Analysis Remember Dot Hill, LSI/Engenio, and Xyratex when they were all independent? They made storage array hardware for the storage system suppliers such as Dell, EMC, HP, IBM, NetApp, Sun and others. Yes, it was that long ago.

The business was hard because storage system suppliers could use contract manufacturers to make their own gear. Moreover, they preferred to sell arrays that weren't too different, hardware-wise, from their competitors.

LSI got out of it by selling off Engenio to NetApp. Xyratex attracted the unwelcome attentions of an activist investor and was sold to Seagate – of all firms.

Dot Hill lingers on doggedly, making around $200m a year in revenues, but suffered losses from 2009 to 2012 of $13 to $22m. It scraped a profit of $5m in 2013 and, hopefully, will make more in 2014.

NetApp is building E-Series arrays using Engenio technology, including its SANtricity OS, and selling these into Big Data/HPC-style markets which prioritise fast data access over Data ONTAP storage software richness and expense. That purchase demonstrated a storage system provider moving into an adjacent market.

Seagate's purchase of Xyratex was followed by it buying the LSI storage controller chip business from Avago in June 2014.

What Seagate is doing is vertically integrating upwards, adding a storage array hardware business layered on top of its disk drive and nascent (exaggerating a little) SSD and PCIe flash business. It's moving from components to systems. Why?

First off, it has been in storage systems for a while, as has fellow disk maker WD. Both make low-end filers: 2-, 4- and 8-bay NAS systems with basic software for small businesses.
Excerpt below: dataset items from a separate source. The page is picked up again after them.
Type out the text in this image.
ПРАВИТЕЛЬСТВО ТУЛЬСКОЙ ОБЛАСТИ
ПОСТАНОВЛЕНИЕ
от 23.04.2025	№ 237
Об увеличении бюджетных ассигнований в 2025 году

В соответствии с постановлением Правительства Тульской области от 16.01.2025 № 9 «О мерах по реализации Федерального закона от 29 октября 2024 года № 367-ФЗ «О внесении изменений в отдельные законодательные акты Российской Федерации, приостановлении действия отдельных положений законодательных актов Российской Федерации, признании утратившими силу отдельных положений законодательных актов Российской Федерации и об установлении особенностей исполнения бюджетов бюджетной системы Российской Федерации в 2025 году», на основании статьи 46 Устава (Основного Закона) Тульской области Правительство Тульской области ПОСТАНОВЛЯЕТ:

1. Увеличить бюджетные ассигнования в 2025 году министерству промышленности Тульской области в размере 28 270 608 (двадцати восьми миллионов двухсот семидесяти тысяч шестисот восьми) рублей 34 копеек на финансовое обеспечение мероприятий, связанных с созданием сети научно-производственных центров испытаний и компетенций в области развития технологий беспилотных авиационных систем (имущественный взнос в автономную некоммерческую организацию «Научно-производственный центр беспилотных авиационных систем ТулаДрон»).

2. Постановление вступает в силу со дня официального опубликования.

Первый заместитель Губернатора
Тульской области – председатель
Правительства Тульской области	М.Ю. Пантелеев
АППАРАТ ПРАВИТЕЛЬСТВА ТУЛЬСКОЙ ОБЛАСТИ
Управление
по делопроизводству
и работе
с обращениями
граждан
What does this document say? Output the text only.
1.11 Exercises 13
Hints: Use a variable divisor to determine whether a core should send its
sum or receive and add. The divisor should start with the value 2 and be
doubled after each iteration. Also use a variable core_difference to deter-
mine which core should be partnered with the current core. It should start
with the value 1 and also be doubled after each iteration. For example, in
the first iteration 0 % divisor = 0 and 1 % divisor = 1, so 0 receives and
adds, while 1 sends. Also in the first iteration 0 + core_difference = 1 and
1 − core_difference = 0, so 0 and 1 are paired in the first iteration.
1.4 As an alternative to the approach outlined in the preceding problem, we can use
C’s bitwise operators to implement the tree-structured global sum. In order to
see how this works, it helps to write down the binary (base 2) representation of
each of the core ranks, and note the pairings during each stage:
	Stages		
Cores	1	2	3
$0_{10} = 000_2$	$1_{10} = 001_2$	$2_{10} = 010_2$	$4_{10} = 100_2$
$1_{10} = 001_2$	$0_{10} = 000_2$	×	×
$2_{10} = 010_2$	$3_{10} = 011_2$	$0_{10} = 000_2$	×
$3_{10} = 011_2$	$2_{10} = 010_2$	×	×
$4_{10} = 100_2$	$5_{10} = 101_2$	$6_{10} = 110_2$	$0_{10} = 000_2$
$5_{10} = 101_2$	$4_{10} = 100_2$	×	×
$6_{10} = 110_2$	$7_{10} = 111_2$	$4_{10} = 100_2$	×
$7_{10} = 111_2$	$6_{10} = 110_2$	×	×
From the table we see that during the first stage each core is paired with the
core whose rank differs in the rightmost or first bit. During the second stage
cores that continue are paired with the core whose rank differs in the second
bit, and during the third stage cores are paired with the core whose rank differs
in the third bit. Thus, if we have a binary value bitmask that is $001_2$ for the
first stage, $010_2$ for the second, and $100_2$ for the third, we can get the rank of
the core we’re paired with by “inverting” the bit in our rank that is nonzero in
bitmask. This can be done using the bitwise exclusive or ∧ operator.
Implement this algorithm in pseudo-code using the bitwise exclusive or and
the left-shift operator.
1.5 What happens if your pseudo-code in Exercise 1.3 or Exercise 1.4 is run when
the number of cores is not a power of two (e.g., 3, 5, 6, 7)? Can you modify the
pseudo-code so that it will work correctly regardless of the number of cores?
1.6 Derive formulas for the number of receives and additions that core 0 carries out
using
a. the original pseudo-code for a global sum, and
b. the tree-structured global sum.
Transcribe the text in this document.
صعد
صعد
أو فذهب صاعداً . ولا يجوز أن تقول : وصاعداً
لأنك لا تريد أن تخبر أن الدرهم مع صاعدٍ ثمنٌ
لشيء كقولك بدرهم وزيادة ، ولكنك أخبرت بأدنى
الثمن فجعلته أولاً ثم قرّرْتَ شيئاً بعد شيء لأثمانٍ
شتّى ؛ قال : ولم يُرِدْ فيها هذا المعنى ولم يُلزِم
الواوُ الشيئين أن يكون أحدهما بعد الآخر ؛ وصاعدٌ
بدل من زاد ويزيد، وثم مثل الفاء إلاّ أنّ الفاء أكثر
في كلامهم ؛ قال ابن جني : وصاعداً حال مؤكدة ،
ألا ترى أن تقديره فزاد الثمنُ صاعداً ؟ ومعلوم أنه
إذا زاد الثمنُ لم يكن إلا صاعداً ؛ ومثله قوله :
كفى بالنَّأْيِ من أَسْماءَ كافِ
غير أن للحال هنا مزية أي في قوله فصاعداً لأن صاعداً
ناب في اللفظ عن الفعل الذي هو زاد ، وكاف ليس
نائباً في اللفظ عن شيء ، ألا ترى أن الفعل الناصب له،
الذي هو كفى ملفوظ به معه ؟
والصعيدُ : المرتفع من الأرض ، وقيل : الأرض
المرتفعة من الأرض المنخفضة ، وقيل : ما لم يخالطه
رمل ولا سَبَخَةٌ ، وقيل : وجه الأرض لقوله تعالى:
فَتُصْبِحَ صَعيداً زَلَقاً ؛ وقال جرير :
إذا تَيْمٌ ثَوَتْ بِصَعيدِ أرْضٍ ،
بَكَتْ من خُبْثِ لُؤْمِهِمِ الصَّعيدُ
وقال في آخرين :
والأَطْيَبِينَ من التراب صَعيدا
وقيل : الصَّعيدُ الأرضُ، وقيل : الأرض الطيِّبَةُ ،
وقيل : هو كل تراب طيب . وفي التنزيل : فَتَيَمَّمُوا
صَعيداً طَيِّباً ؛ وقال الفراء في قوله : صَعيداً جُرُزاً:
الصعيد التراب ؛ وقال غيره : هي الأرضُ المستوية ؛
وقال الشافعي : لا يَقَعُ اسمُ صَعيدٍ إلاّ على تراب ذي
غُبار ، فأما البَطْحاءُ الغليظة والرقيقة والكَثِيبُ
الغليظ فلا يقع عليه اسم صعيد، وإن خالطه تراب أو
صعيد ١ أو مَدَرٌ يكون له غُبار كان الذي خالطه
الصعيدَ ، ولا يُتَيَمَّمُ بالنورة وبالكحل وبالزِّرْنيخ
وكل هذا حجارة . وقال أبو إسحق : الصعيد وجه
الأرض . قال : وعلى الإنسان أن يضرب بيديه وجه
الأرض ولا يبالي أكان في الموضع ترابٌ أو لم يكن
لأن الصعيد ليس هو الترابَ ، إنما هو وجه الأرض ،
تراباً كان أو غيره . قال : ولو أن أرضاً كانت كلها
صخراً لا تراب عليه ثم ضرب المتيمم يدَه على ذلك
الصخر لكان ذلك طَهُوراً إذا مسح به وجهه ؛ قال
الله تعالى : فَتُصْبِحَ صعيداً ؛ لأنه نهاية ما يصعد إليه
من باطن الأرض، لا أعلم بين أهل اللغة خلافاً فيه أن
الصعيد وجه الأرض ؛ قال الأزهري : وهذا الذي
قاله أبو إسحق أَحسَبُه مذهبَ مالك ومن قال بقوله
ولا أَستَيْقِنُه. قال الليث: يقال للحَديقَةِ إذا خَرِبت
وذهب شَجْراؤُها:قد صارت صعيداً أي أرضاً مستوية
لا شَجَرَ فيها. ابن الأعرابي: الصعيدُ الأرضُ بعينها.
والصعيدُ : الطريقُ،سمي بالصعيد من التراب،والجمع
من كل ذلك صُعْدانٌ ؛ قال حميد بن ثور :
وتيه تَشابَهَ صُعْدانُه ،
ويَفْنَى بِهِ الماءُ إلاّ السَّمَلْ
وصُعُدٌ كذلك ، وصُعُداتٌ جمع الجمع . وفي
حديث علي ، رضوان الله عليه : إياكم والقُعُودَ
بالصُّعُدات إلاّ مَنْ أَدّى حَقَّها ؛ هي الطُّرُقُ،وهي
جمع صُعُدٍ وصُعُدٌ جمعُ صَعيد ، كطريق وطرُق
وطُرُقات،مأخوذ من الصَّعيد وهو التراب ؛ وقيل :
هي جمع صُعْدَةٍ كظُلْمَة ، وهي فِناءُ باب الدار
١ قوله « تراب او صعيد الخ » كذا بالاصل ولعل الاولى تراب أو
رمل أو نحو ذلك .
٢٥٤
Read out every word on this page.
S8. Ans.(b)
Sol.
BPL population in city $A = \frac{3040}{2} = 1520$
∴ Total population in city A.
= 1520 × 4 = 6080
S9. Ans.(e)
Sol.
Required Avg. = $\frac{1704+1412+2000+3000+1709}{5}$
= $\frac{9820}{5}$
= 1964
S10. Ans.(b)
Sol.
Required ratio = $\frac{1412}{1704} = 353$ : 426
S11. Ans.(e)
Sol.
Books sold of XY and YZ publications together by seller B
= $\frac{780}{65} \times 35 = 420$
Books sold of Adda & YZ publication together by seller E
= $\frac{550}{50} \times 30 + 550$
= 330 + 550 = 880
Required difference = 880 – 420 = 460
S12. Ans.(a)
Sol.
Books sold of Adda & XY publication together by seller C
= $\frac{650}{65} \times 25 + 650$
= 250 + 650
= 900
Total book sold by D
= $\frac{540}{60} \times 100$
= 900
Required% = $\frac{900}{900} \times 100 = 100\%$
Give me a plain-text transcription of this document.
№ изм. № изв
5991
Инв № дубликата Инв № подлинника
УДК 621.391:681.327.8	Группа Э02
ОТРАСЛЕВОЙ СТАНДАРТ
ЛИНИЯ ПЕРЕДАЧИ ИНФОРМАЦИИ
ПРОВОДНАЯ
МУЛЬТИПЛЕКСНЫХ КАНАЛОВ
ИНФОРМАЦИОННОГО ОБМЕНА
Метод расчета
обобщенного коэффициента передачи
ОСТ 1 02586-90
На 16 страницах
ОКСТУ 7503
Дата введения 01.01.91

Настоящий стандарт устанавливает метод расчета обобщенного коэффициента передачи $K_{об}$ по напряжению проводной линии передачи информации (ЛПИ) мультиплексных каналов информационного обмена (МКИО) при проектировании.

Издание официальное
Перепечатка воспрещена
Such systems are sold cheap and don't compete with Seagate and WD's main system customers for disk drives – the mainstream enterprise storage system suppliers such as Dell, EMC, HDS, HP, IBM, NetApp, and Oracle/Sun (DEHHINO).

Secondly, Xyratex was moving away from selling storage array components to DEHHINO customers to selling complete ClusterStor high-capacity, high-performance arrays to the niche but growing HPC market, and a new set of OEMs such as Cray.

The storage array technology used here was being adopted for Big Data storage by enterprises who needed to analyse billions of unstructured data items to assess how their business was doing and improve its efficiency and focus. Data ingress/egress speed, cost/TB and power use were crucial parameters.

Thirdly, hyperscale storage needs existed in the monster cloud-based service companies such as Amazon, Facebook, Google, eBay, and others. They were into Big Data in effect before the term was even invented, and they each had their individual needs, but also a commonality of needing hundreds of thousands of disk drives a year connected into systems with architectures that were unique to them - but not satisfied by VMAX, ONTAP or DS8000 arrays. No sir, not at all.

They wanted commodity disk drives which they hooked up into systems themselves. They saw no reason to buy commodity drives from DEHHINO suppliers at their markups and started buying raw drives from component suppliers instead.

What Seagate saw, when it bought Xyratex, was that the confluence of Big Data with HPC-style storage could provide growth and higher margins if it sold raw drives to hyperscalers and Big Data arrays to business. And this would compensate for the loss of the premium performance disk drive business to SSDs and all-flash arrays. This strategy became detectable last year.